Entre la enfermedad de Manuel y las discusiones con su padre por las algaradas a pedradas, las escapadas nocturnas para irse de pesca con el Chepa y un sinfín de locuras más, la vida de Pablo no había sido un lecho de algodón. No obstante su mal comportamiento, mostró una lucidez para los estudios fuera de lo común y a los veinte años hablaba inglés y francés como un nativo y dominaba los entresijos de la navegación y el cálculo.

—Además, la formación paralela y clandestina que he recibido por parte del Estado ha sido divertida. Me facilitaron la dirección de una vieja actriz de teatro que me enseñó a maquillarme para ocultar los rasgos más peculiares y a pegarme con goma tanto un bigote y unas cejas como una barba falsa.

—¡No fastidies! —rio Roque.

—De ahí que, contraviniendo la moda, me mantenga perfectamente rasurado, de esta forma no me relacionan con el personaje.

Se había percatado de que, según el disfraz que escogiera, podía pasar desapercibido o llamar la atención. Para presentarse en Santander se decantó por el pelo y la barba pelirroja porque lo alejaba completamente de su personalidad como Pablo Torres. La gente repararía en el llamativo color y olvidaría fijarse en más.

—No has oído lo mejor —continuó—. Para moverme por los bajos fondos, un prestidigitador me ha desvelado las posibilidades que brinda una baraja. Me ha entrenado en los trucos con naipes y en las trampas más usuales de los fulleros de los puertos. Y en un gimnasio inglés me instruyeron en la lucha cuerpo a cuerpo; incluso el cónsul español puso a mi disposición un militar de su séquito que me ha adiestrado en el manejo de la navaja, de la pistola y del fusil. Han sido meses duros, ya que suponía trabajo extra fuera de las horas de despacho en la naviera, pero estas actividades me salvaron del tedio que me suscita la burocracia.

—¡Lo que faltaba! —exclamó Roque—. ¡En menuda pieza te han convertido! ¿Y cuál ha sido tu labor el resto de los meses?

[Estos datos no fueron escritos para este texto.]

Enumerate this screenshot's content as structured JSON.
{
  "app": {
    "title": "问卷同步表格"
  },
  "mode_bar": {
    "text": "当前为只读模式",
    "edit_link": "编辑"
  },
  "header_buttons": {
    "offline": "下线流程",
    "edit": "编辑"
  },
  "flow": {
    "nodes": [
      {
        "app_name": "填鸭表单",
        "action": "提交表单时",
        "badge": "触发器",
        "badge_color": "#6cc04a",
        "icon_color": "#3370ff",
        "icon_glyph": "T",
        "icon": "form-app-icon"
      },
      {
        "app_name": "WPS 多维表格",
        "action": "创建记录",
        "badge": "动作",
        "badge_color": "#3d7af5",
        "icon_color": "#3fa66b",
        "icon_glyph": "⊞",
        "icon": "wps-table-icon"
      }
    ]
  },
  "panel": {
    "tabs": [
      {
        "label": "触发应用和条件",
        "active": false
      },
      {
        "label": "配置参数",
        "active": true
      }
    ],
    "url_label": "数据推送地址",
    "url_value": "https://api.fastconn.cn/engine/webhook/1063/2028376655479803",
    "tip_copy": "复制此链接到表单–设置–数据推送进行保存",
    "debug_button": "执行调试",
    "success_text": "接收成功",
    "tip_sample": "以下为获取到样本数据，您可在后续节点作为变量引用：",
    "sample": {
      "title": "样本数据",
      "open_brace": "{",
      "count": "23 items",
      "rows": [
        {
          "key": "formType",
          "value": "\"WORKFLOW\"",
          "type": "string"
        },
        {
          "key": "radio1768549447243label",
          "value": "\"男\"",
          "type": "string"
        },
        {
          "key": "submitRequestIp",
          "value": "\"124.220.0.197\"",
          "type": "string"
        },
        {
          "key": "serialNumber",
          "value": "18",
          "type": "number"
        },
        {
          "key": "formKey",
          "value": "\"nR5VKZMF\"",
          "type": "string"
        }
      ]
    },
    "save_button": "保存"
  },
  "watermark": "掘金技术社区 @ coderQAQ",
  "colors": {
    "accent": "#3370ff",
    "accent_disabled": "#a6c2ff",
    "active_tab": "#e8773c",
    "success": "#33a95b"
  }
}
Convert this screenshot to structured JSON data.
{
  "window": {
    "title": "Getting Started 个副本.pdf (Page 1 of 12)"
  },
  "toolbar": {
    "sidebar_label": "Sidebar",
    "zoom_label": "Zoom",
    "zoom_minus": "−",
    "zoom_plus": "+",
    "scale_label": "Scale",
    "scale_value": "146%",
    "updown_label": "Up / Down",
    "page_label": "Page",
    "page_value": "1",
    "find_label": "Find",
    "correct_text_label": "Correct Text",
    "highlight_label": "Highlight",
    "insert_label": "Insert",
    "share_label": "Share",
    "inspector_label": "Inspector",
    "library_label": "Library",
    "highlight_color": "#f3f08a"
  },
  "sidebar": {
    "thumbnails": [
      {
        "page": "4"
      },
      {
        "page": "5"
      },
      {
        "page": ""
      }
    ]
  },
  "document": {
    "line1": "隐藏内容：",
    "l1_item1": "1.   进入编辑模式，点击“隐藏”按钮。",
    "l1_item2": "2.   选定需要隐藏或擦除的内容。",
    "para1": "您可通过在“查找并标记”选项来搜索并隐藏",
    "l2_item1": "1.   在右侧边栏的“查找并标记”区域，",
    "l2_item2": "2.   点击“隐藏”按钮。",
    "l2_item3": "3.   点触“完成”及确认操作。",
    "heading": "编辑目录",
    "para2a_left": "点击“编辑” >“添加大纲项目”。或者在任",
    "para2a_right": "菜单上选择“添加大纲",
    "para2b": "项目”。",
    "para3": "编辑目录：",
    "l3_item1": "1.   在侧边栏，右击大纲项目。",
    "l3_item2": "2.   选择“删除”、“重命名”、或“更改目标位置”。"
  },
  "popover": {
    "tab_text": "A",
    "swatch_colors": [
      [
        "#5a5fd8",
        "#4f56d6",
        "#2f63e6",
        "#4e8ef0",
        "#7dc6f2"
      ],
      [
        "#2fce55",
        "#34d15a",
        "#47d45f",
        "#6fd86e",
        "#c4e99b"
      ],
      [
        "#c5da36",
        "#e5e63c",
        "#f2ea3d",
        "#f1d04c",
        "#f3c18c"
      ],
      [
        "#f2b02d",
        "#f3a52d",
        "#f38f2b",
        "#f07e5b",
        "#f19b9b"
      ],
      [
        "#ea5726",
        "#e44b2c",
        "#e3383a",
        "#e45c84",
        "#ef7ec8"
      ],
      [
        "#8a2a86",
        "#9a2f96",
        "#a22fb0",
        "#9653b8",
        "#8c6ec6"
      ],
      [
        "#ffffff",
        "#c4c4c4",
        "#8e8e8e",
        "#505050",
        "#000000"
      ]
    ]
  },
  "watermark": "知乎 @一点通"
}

—Durante la guerra carlista pasé información de los apoyos que obtenían los sublevados en el extranjero sin dejar de vigilar el contrabando. Apuntaba el nombre de barcos sospechosos y enviaba el aviso a España para que los registraran en cuanto entraran en aguas nacionales. Y por eso regreso, para seguir la pista del mayor contrabandista.

—No me gusta. Puedes terminar dando de comer a los peces —opinó Roque—. ¡Esa vela! —gritó alejándose.

Pablo era consciente de que la vida que llevaba terminaría tarde o temprano. No era que le gustase de forma particular jugarse el pellejo, pero le producía la suficiente tensión para sentirse vivo. El trabajo de oficina y contraer matrimonio para que perdurara la familia le producía malestar.

Eso no significaba que fuera un ermitaño. La actividad secreta la combinaba con los deberes sociales de Pablo Torres, joven español aprendiz en una naviera. Acudía a los bailes de salón que organizaban los lores del almirantazgo en Southampton para los oficiales que descansaban en el cercano puerto de Portsmouth y para la alta burguesía naviera; o asistía a pequeñas recepciones en casa de alguna de las personas más relevantes de la ciudad. En esos eventos había coincidido en varias ocasiones con una belleza criolla de piel blanca y pelo negro procedente de Matanzas, en la isla de Cuba.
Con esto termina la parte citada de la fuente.